In this article I’ll describe an easy and fast way to use Azure Storage Append Blobs to create a never ending Append Blob. Yes, a regular Append Blob has its limitations, including the maximum number of blocks and the size, but with a proper design we can overcome them.
Limits we want to overcome
According to Azure Subscription Storage Limits, an Append Blob is limited in the following way:
- Max number of blocks in an append blob: 50,000 – this means that we can append to a single blob only 50,000 times, no matter how much data we add at the same time
- Max size of a block in an append blob: 4 MiB – this means that a single operation adding one chunk of data, cannot contain more than 4 MiB.
If we could address the first, it’s highly unlikely that we’d need to address the second. 4 MiB is just enough for a single append operation.

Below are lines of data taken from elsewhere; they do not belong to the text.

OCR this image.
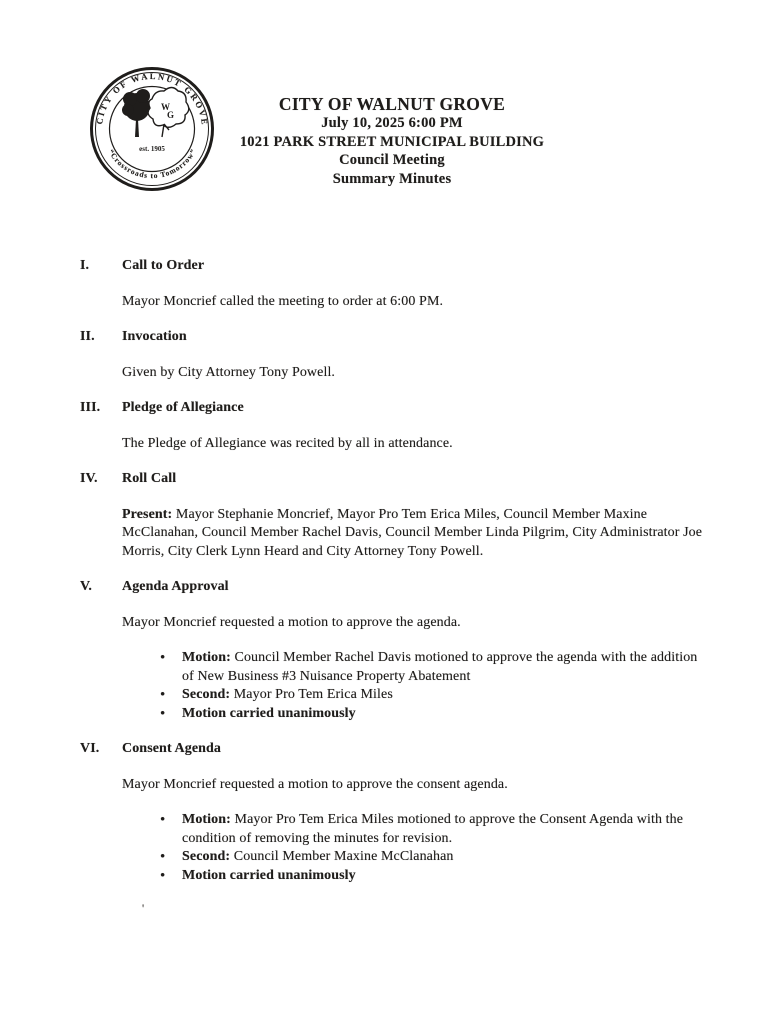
CITY OF WALNUT GROVE
“Crossroads to Tomorrow”
W
G
est. 1905
CITY OF WALNUT GROVE
July 10, 2025 6:00 PM
1021 PARK STREET MUNICIPAL BUILDING
Council Meeting
Summary Minutes
I.	Call to Order

Mayor Moncrief called the meeting to order at 6:00 PM.

II.	Invocation

Given by City Attorney Tony Powell.

III.	Pledge of Allegiance

The Pledge of Allegiance was recited by all in attendance.

IV.	Roll Call

Present: Mayor Stephanie Moncrief, Mayor Pro Tem Erica Miles, Council Member Maxine McClanahan, Council Member Rachel Davis, Council Member Linda Pilgrim, City Administrator Joe Morris, City Clerk Lynn Heard and City Attorney Tony Powell.

V.	Agenda Approval

Mayor Moncrief requested a motion to approve the agenda.

• Motion: Council Member Rachel Davis motioned to approve the agenda with the addition of New Business #3 Nuisance Property Abatement
• Second: Mayor Pro Tem Erica Miles
• Motion carried unanimously
VI.	Consent Agenda

Mayor Moncrief requested a motion to approve the consent agenda.

• Motion: Mayor Pro Tem Erica Miles motioned to approve the Consent Agenda with the condition of removing the minutes for revision.
• Second: Council Member Maxine McClanahan
• Motion carried unanimously
'
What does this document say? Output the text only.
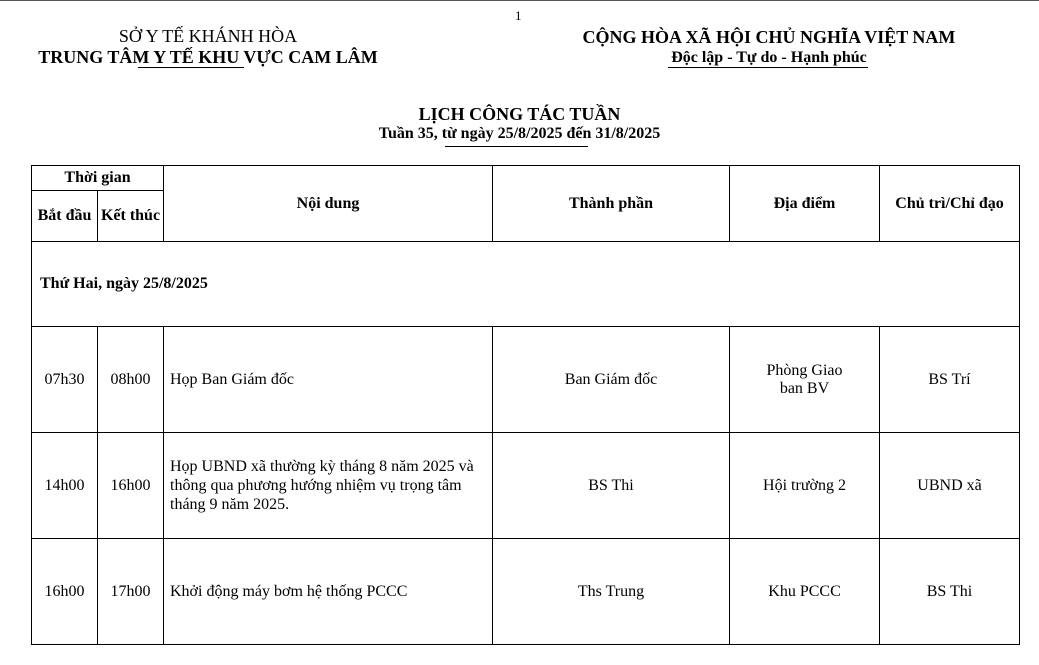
1
SỞ Y TẾ KHÁNH HÒA
TRUNG TÂM Y TẾ KHU VỰC CAM LÂM
CỘNG HÒA XÃ HỘI CHỦ NGHĨA VIỆT NAM
Độc lập - Tự do - Hạnh phúc
LỊCH CÔNG TÁC TUẦN
Tuần 35, từ ngày 25/8/2025 đến 31/8/2025
Thời gian		Nội dung	Thành phần	Địa điểm	Chủ trì/Chỉ đạo
Bắt đầu	Kết thúc				
Thứ Hai, ngày 25/8/2025					
07h30	08h00	Họp Ban Giám đốc	Ban Giám đốc	Phòng Giao ban BV	BS Trí
14h00	16h00	Họp UBND xã thường kỳ tháng 8 năm 2025 và thông qua phương hướng nhiệm vụ trọng tâm tháng 9 năm 2025.	BS Thi	Hội trường 2	UBND xã
16h00	17h00	Khởi động máy bơm hệ thống PCCC	Ths Trung	Khu PCCC	BS Thi
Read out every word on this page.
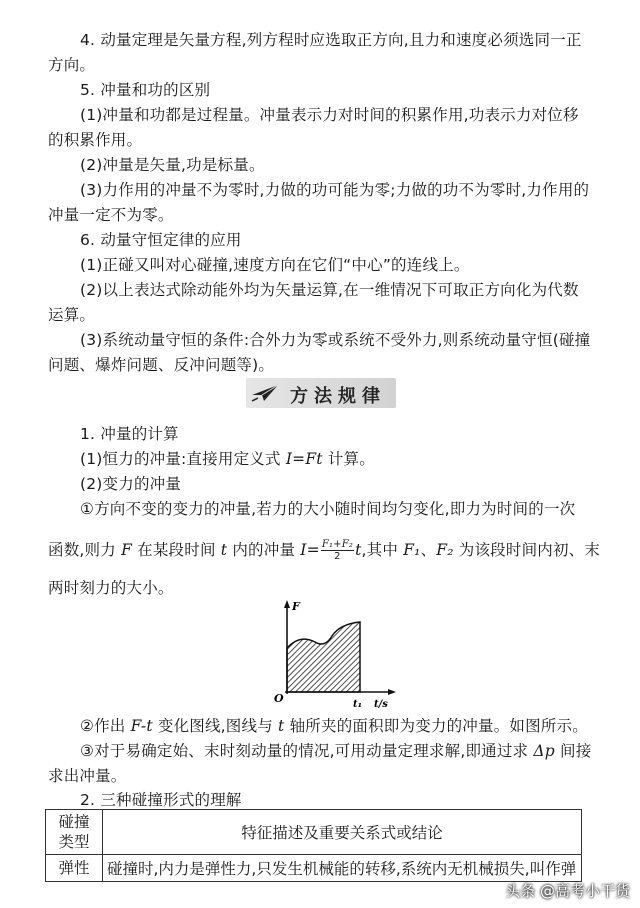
4. 动量定理是矢量方程,列方程时应选取正方向,且力和速度必须选同一正
方向。
5. 冲量和功的区别
(1)冲量和功都是过程量。冲量表示力对时间的积累作用,功表示力对位移
的积累作用。
(2)冲量是矢量,功是标量。
(3)力作用的冲量不为零时,力做的功可能为零;力做的功不为零时,力作用的
冲量一定不为零。
6. 动量守恒定律的应用
(1)正碰又叫对心碰撞,速度方向在它们“中心”的连线上。
(2)以上表达式除动能外均为矢量运算,在一维情况下可取正方向化为代数
运算。
(3)系统动量守恒的条件:合外力为零或系统不受外力,则系统动量守恒(碰撞
问题、爆炸问题、反冲问题等)。
方法规律
1. 冲量的计算
(1)恒力的冲量:直接用定义式 I=Ft 计算。
(2)变力的冲量
①方向不变的变力的冲量,若力的大小随时间均匀变化,即力为时间的一次
函数,则力 F 在某段时间 t 内的冲量 $I= \frac{\text{F₁+F₂}}{2} t$,其中 F₁、F₂ 为该段时间内初、末
两时刻力的大小。
F
O	t₁ t/s
②作出 F-t 变化图线,图线与 t 轴所夹的面积即为变力的冲量。如图所示。
③对于易确定始、末时刻动量的情况,可用动量定理求解,即通过求 Δp 间接
求出冲量。
2. 三种碰撞形式的理解
碰撞
类型	特征描述及重要关系式或结论
弹性	碰撞时,内力是弹性力,只发生机械能的转移,系统内无机械损失,叫作弹
头条 @高考小干货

Overcoming the limited number of blocks
Let’s consider a single writer case. Now, agree that we’ll use natural number (1, 2, 3, …) to name blobs. Then, whenever an append operation is about to happen, the writer could check the number of already appended blocks by fetching blob’s properties and create another one, if the number is equal to the max number of blocks. We could also try to append and catch the StorageException, checking for BlockCountExceedsLimit error code (see Blob Error Codes for more). Then, we’d follow with creating another blob and appending to the newly created one. This case is easy. What about multiple processes, writers trying to append at the same time?

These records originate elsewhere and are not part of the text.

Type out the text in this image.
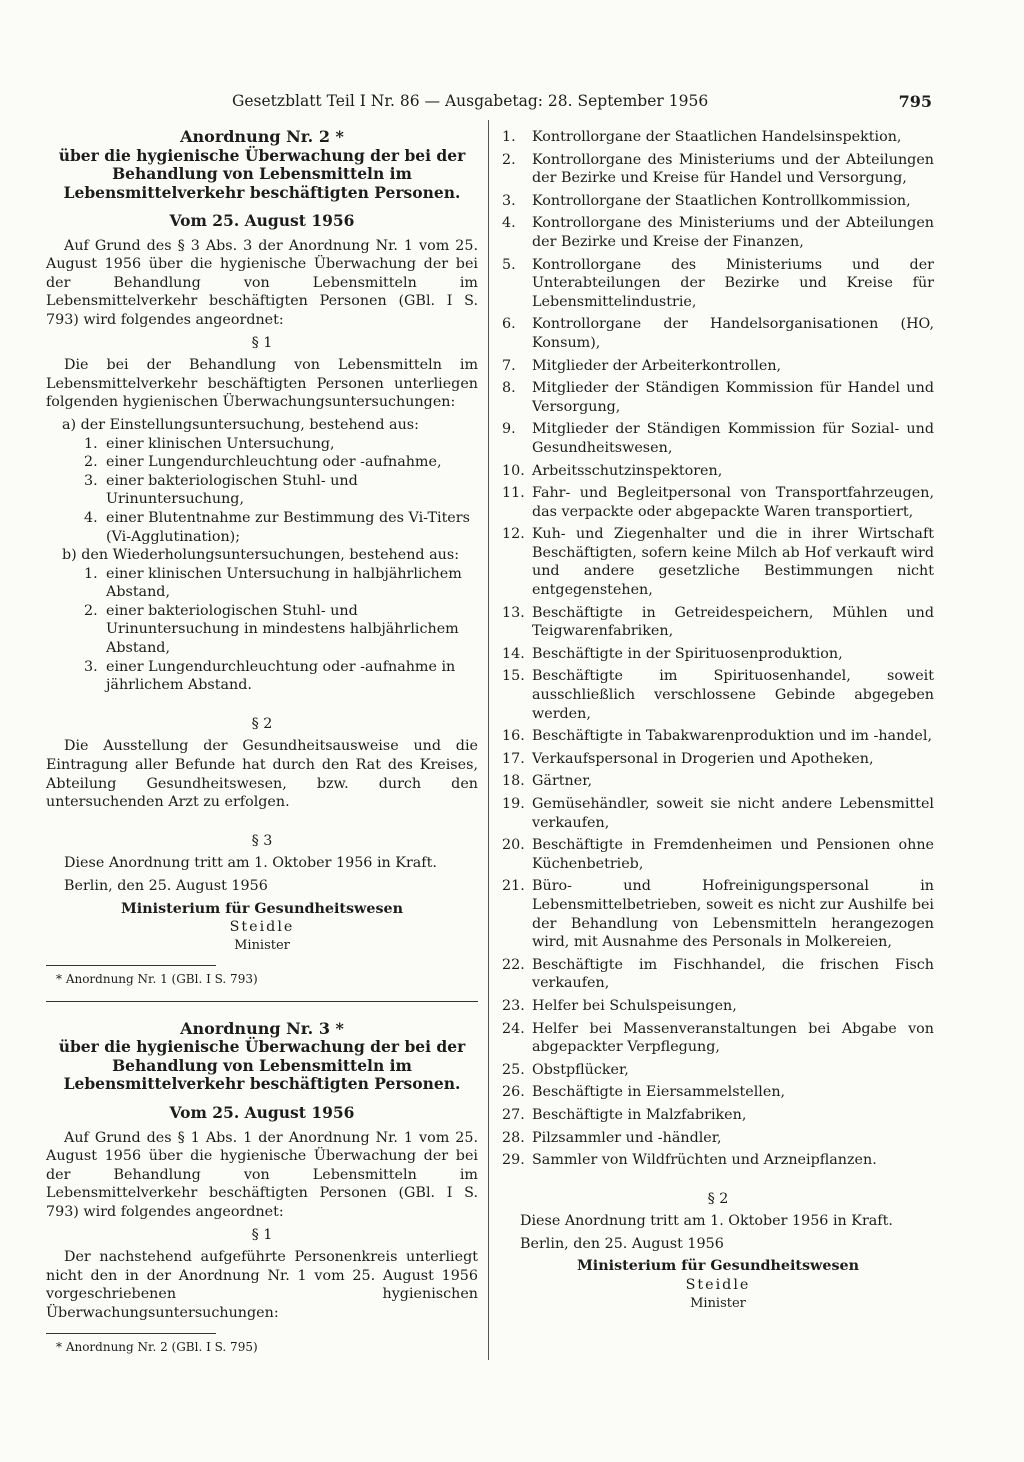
Gesetzblatt Teil I Nr. 86 — Ausgabetag: 28. September 1956	795
Anordnung Nr. 2 *
über die hygienische Überwachung der bei der Behandlung von Lebensmitteln im Lebensmittelverkehr beschäftigten Personen.
Vom 25. August 1956
Auf Grund des § 3 Abs. 3 der Anordnung Nr. 1 vom 25. August 1956 über die hygienische Überwachung der bei der Behandlung von Lebensmitteln im Lebensmittelverkehr beschäftigten Personen (GBl. I S. 793) wird folgendes angeordnet:
§ 1
Die bei der Behandlung von Lebensmitteln im Lebensmittelverkehr beschäftigten Personen unterliegen folgenden hygienischen Überwachungsuntersuchungen:
a) der Einstellungsuntersuchung, bestehend aus:
1. einer klinischen Untersuchung,
2. einer Lungendurchleuchtung oder -aufnahme,
3. einer bakteriologischen Stuhl- und Urinuntersuchung,
4. einer Blutentnahme zur Bestimmung des Vi-Titers (Vi-Agglutination);
b) den Wiederholungsuntersuchungen, bestehend aus:
1. einer klinischen Untersuchung in halbjährlichem Abstand,
2. einer bakteriologischen Stuhl- und Urinuntersuchung in mindestens halbjährlichem Abstand,
3. einer Lungendurchleuchtung oder -aufnahme in jährlichem Abstand.
§ 2
Die Ausstellung der Gesundheitsausweise und die Eintragung aller Befunde hat durch den Rat des Kreises, Abteilung Gesundheitswesen, bzw. durch den untersuchenden Arzt zu erfolgen.
§ 3
Diese Anordnung tritt am 1. Oktober 1956 in Kraft.
Berlin, den 25. August 1956
Ministerium für Gesundheitswesen
Steidle
Minister
* Anordnung Nr. 1 (GBl. I S. 793)
Anordnung Nr. 3 *
über die hygienische Überwachung der bei der Behandlung von Lebensmitteln im Lebensmittelverkehr beschäftigten Personen.
Vom 25. August 1956
Auf Grund des § 1 Abs. 1 der Anordnung Nr. 1 vom 25. August 1956 über die hygienische Überwachung der bei der Behandlung von Lebensmitteln im Lebensmittelverkehr beschäftigten Personen (GBl. I S. 793) wird folgendes angeordnet:
§ 1
Der nachstehend aufgeführte Personenkreis unterliegt nicht den in der Anordnung Nr. 1 vom 25. August 1956 vorgeschriebenen hygienischen Überwachungsuntersuchungen:
* Anordnung Nr. 2 (GBl. I S. 795)
1.	Kontrollorgane der Staatlichen Handelsinspektion,
2.	Kontrollorgane des Ministeriums und der Abteilungen der Bezirke und Kreise für Handel und Versorgung,
3.	Kontrollorgane der Staatlichen Kontrollkommission,
4.	Kontrollorgane des Ministeriums und der Abteilungen der Bezirke und Kreise der Finanzen,
5.	Kontrollorgane des Ministeriums und der Unterabteilungen der Bezirke und Kreise für Lebensmittelindustrie,
6.	Kontrollorgane der Handelsorganisationen (HO, Konsum),
7.	Mitglieder der Arbeiterkontrollen,
8.	Mitglieder der Ständigen Kommission für Handel und Versorgung,
9.	Mitglieder der Ständigen Kommission für Sozial- und Gesundheitswesen,
10. Arbeitsschutzinspektoren,
11. Fahr- und Begleitpersonal von Transportfahrzeugen, das verpackte oder abgepackte Waren transportiert,
12. Kuh- und Ziegenhalter und die in ihrer Wirtschaft Beschäftigten, sofern keine Milch ab Hof verkauft wird und andere gesetzliche Bestimmungen nicht entgegenstehen,
13. Beschäftigte in Getreidespeichern, Mühlen und Teigwarenfabriken,
14. Beschäftigte in der Spirituosenproduktion,
15. Beschäftigte im Spirituosenhandel, soweit ausschließlich verschlossene Gebinde abgegeben werden,
16. Beschäftigte in Tabakwarenproduktion und im -handel,
17. Verkaufspersonal in Drogerien und Apotheken,
18. Gärtner,
19. Gemüsehändler, soweit sie nicht andere Lebensmittel verkaufen,
20. Beschäftigte in Fremdenheimen und Pensionen ohne Küchenbetrieb,
21. Büro- und Hofreinigungspersonal in Lebensmittelbetrieben, soweit es nicht zur Aushilfe bei der Behandlung von Lebensmitteln herangezogen wird, mit Ausnahme des Personals in Molkereien,
22. Beschäftigte im Fischhandel, die frischen Fisch verkaufen,
23. Helfer bei Schulspeisungen,
24. Helfer bei Massenveranstaltungen bei Abgabe von abgepackter Verpflegung,
25. Obstpflücker,
26. Beschäftigte in Eiersammelstellen,
27. Beschäftigte in Malzfabriken,
28. Pilzsammler und -händler,
29. Sammler von Wildfrüchten und Arzneipflanzen.
§ 2
Diese Anordnung tritt am 1. Oktober 1956 in Kraft.
Berlin, den 25. August 1956
Ministerium für Gesundheitswesen
Steidle
Minister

Multiple writers could use a similar approach. There’s also a risk of not being able to check for the limit. When you fetch attributes, another writer could already append their block making the number invalid. We could stick with the exception handling way of doing it:
- get the latest blob name (1, 2, 3, … – natural numbers)
- append the block
- if (2) this throws:
- try to create the next one or retrieve existing one
- append the block
This allows multiple writers to write to the logically same chunked blob, that is split across multiple physical Append Blobs. Wait a minute, what about ordering?
Ordering multiple writers
With multiple writers A, B, C, … appending blocks
- A1, A2 – for A,
- B1, B2 – for B,
- C1, C3 – for C3
the following sequences could be a result of applying this approach:
- A1, A2, B1, B2, C1, C2
- A1, B1, B2, A2, C1, C2,
- A1, B1, B2, C1, C2, A2
You can see that this creates a partial order (A1 will always be before A2, B1 before B2, C1 before C2) but different total orders are possible, depending on the speed of writers. Usually, it’s just ok as the writers were appending to a blob their results, their operations, not carrying about the others’ results.
We’ve seen how easy it’s to implement a never ending append blob for multiple writers. This is a great enabler in case, where you need a single logical, log-like, blob, that provides an ordered list of blocks.